OpenAI's next-generation large language model, Orion, may be hitting an unprecedented bottleneck. According to The Information, OpenAI employees say that the Orion model's performance gains have fallen short of expectations, and that the quality gains are "much smaller" than the GPT-3 to GPT-4 upgrade.
In addition, Orion is not as stable as its GPT-4 predecessor for certain tasks. Despite Orion's greater linguistic capabilities, programming performance may not surpass that of GPT-4. dwindling resources for training high-quality text and other data have made it more difficult to find high-quality training data, slowing down the development of Large Language Models (LLMs).
Not only that, but future training will be more computationally intensive, capital intensive, and even power intensive, meaning that the cost of developing Orion and subsequent large language models will increase significantly. openAI researcher Noam Brown recently told the TED AI conference that more advanced models may be 'economically unfeasible':
Are we really going to spend hundreds of billions or trillions of dollars training models? At some point, the law of scaling will break down.
OpenAI has set up a foundational team, led by Nick Ryder, to look at how to deal with the increasing scarcity of training data and how long the scaling laws of big models will last.
The scaling laws are one of the core assumptions in AI: as long as there is more learnable data and more computational power to drive the training process, the performance of a large language model can continue to improve at the same rate. In short, the scaling law describes the relationship between resource inputs (amount of data, computational power, model size) and model performance output. That is, the extent to which performance improves when more resources are invested into the big language model.
For example, training a large language model can be likened to producing an automobile: initially, the factory is small, with only a few machines and a few workers, and at this point, each additional machine or worker results in a significant increase in output because the additional resources are directly translated into productivity. However, as the factory grows in size, the increase in output per additional machine or worker diminishes, possibly due to increased management complexity or less efficient worker collaboration.

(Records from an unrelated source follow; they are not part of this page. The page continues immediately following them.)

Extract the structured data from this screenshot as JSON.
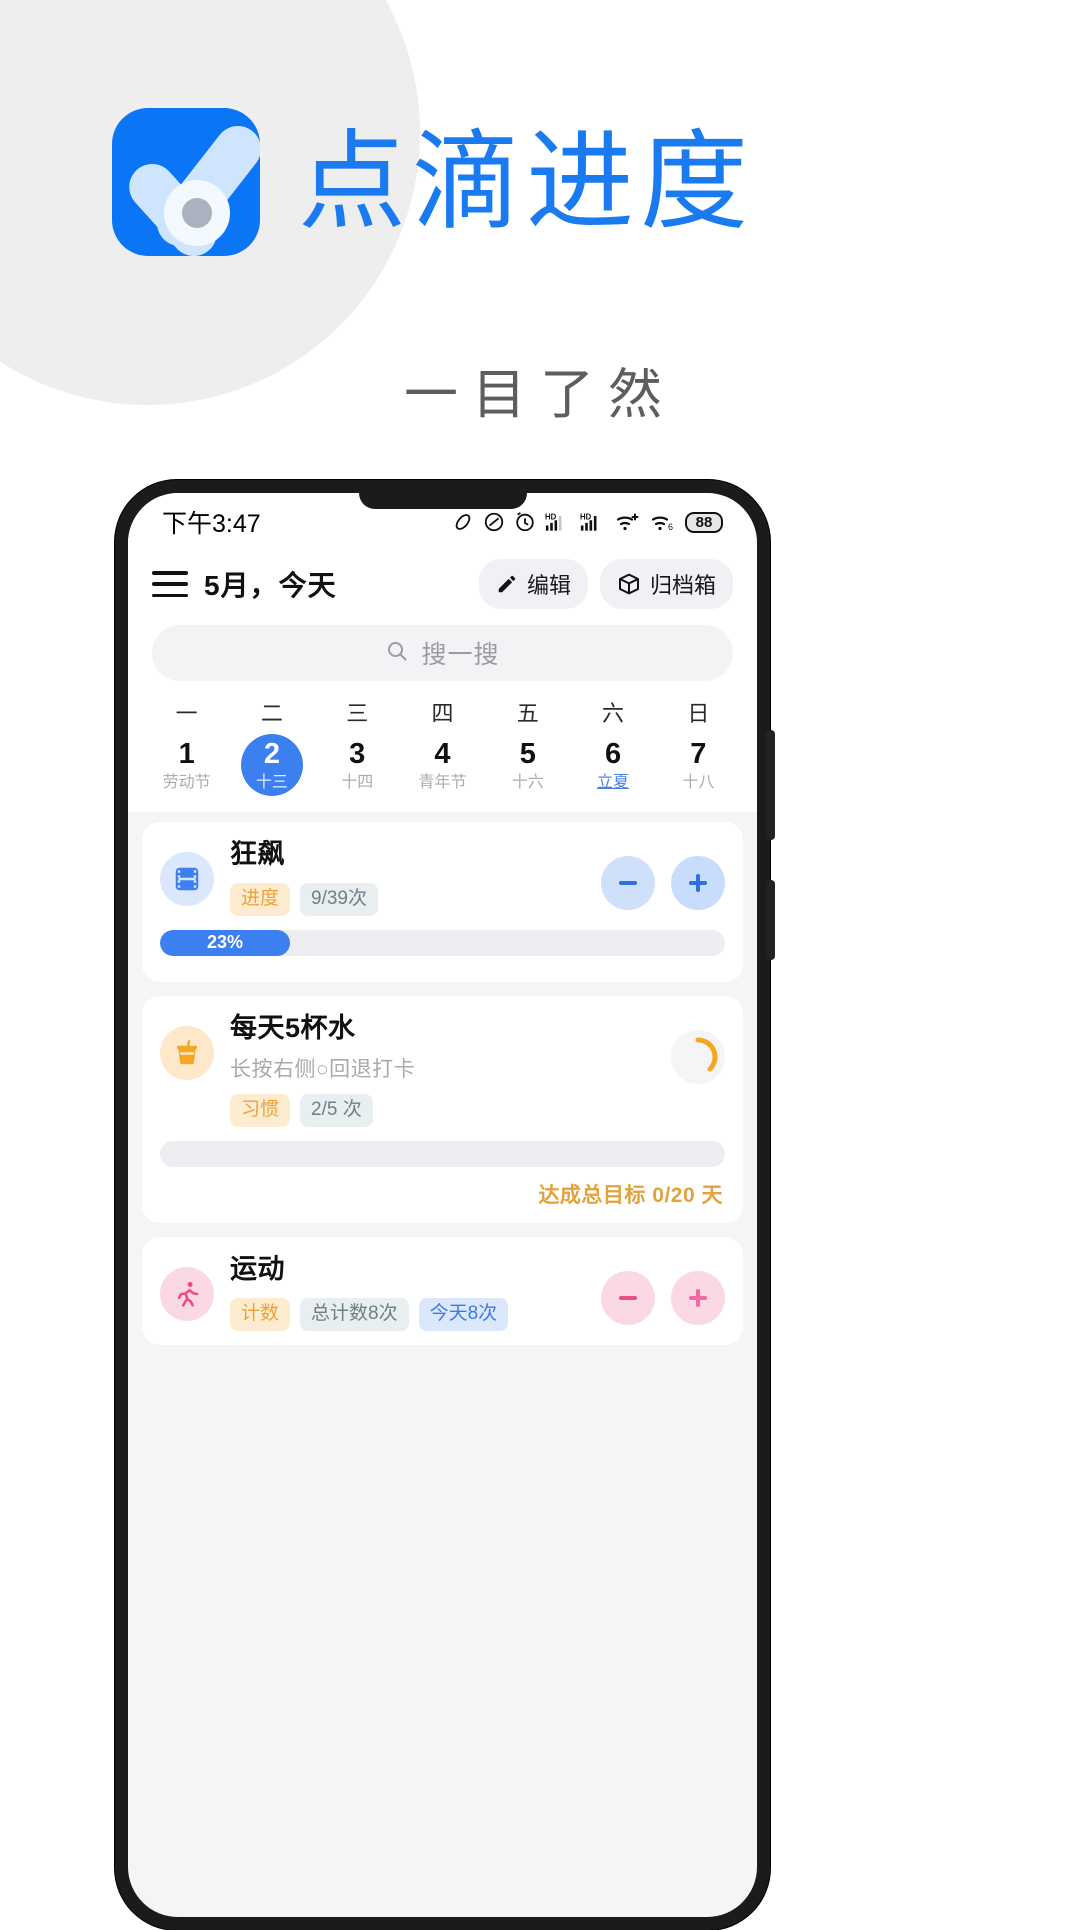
{
  "promo": {
    "app_name": "点滴进度",
    "tagline": "一目了然",
    "icon_name": "app-check-icon",
    "brand_color": "#1a7bf0"
  },
  "statusbar": {
    "time": "下午3:47",
    "battery": "88",
    "icons": [
      "link-icon",
      "mute-icon",
      "alarm-icon",
      "hd-signal-icon",
      "hd-signal-icon",
      "wifi-plus-icon",
      "wifi6-icon",
      "battery-icon"
    ]
  },
  "header": {
    "menu_icon": "hamburger-icon",
    "title": "5月，今天",
    "edit_label": "编辑",
    "edit_icon": "pencil-icon",
    "archive_label": "归档箱",
    "archive_icon": "box-icon"
  },
  "search": {
    "placeholder": "搜一搜",
    "icon": "search-icon"
  },
  "calendar": {
    "days": [
      {
        "dow": "一",
        "num": "1",
        "lunar": "劳动节",
        "selected": false,
        "festival": false
      },
      {
        "dow": "二",
        "num": "2",
        "lunar": "十三",
        "selected": true,
        "festival": false
      },
      {
        "dow": "三",
        "num": "3",
        "lunar": "十四",
        "selected": false,
        "festival": false
      },
      {
        "dow": "四",
        "num": "4",
        "lunar": "青年节",
        "selected": false,
        "festival": false
      },
      {
        "dow": "五",
        "num": "5",
        "lunar": "十六",
        "selected": false,
        "festival": false
      },
      {
        "dow": "六",
        "num": "6",
        "lunar": "立夏",
        "selected": false,
        "festival": true
      },
      {
        "dow": "日",
        "num": "7",
        "lunar": "十八",
        "selected": false,
        "festival": false
      }
    ],
    "selected_color": "#3b7ff0"
  },
  "tasks": [
    {
      "title": "狂飙",
      "subtitle": "",
      "icon": "film-icon",
      "icon_bg": "#dbe7fb",
      "icon_color": "#3b7ff0",
      "tags": [
        {
          "text": "进度",
          "style": "kind"
        },
        {
          "text": "9/39次",
          "style": "count"
        }
      ],
      "progress": {
        "percent": 23,
        "label": "23%",
        "color": "#3b7ff0"
      },
      "controls": {
        "minus": "minus-icon",
        "plus": "plus-icon",
        "style": "blue"
      },
      "goal": ""
    },
    {
      "title": "每天5杯水",
      "subtitle": "长按右侧○回退打卡",
      "icon": "drink-cup-icon",
      "icon_bg": "#fde9c9",
      "icon_color": "#f5a623",
      "tags": [
        {
          "text": "习惯",
          "style": "kind"
        },
        {
          "text": "2/5 次",
          "style": "count"
        }
      ],
      "progress": {
        "percent": 0,
        "label": "",
        "color": "#eceef1"
      },
      "controls": {
        "ring": "ring-progress-icon",
        "style": "orange"
      },
      "goal_prefix": "达成总目标",
      "goal_value": "0/20 天"
    },
    {
      "title": "运动",
      "subtitle": "",
      "icon": "running-icon",
      "icon_bg": "#fbd9e4",
      "icon_color": "#ec4d8a",
      "tags": [
        {
          "text": "计数",
          "style": "kind"
        },
        {
          "text": "总计数8次",
          "style": "count"
        },
        {
          "text": "今天8次",
          "style": "today"
        }
      ],
      "controls": {
        "minus": "minus-icon",
        "plus": "plus-icon",
        "style": "pink"
      },
      "goal": ""
    }
  ]
}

When a factory reaches a certain size, adding more machines or workers may result in a more limited increase in production. At this point, the factory may be approaching the limits of its resources, such as land, power supply, and logistics, and further investment is no longer able to bring about a matching increase in production capacity.This is exactly the dilemma faced by Orion's model: as the model size increases (similar to adding more machines and workers), the model's performance improvement is very significant in the early and mid-term stages, but in the later stages, even if the model size or the amount of training data is increased, the performance improvement becomes This is known as "hitting the wall".
According to a paper on arXiv, it is predicted that the development of big language models could exhaust public human text resources between 2026 and 2032 due to the growing demand for and limited availability of public human text data. Despite pointing out that there are 'economic problems' with future model training, Norm Brown argues against the above, arguing that 'the development of AI is not going to slow down anytime soon'.
Researchers at OpenAI generally share this view, and while the law of scaling may be slowing down, overall AI development will not be significantly affected by optimizing inference times and post-training improvements.Meta CEO Mark Zuckerberg, OpenAI CEO Sam Altman, and other AI developer CEOs have also publicly stated that the traditional limits of the scaling law have not yet been reached, and they are still developing expensive data centers to improve the performance of pre-trained models.
Peter Welinder, VP of Product at OpenAI, also took to social media to say that 'people underestimate the power of test-time computation'. Test-time computation (TTC) is a machine learning concept that refers to the computation that occurs when a model is deployed to make inferences or predictions about new input data, separate from the computation that occurs during training. The training phase is the process by which the model learns data patterns, while the testing phase is the process by which the model is applied to real-world tasks.
Traditional machine learning models typically predict new instances of data without additional computation once they have been trained and deployed. However, some more complex models, such as certain types of deep learning models, may require additional computation at test time (inference time). the 'o1' model developed by OpenAI employs this type of inference pattern. The AI industry as a whole is shifting its focus to the optimization phase of the model once the initial training is complete.
Ilya Sutskever, one of the co-founders of OpenAI, admitted in a recent interview with Reuters that the pre-training phase of using large amounts of unlabeled data to train AI models to understand linguistic patterns and structures has plateaued in terms of effectiveness gains. "The 2010s were the era of expansion, and now we're back to the era of exploration and discovery once again," he said. He also noted, "Improving accuracy is more important than ever."
Orion is scheduled to launch in 2025, and OpenAI has named it 'Orion' instead of 'GPT-5', perhaps hinting at a whole new revolution. Although it is currently 'difficult to produce' due to theoretical limitations, it is still expected that this newly named 'newborn' will bring about a transformative opportunity for AI macromodeling.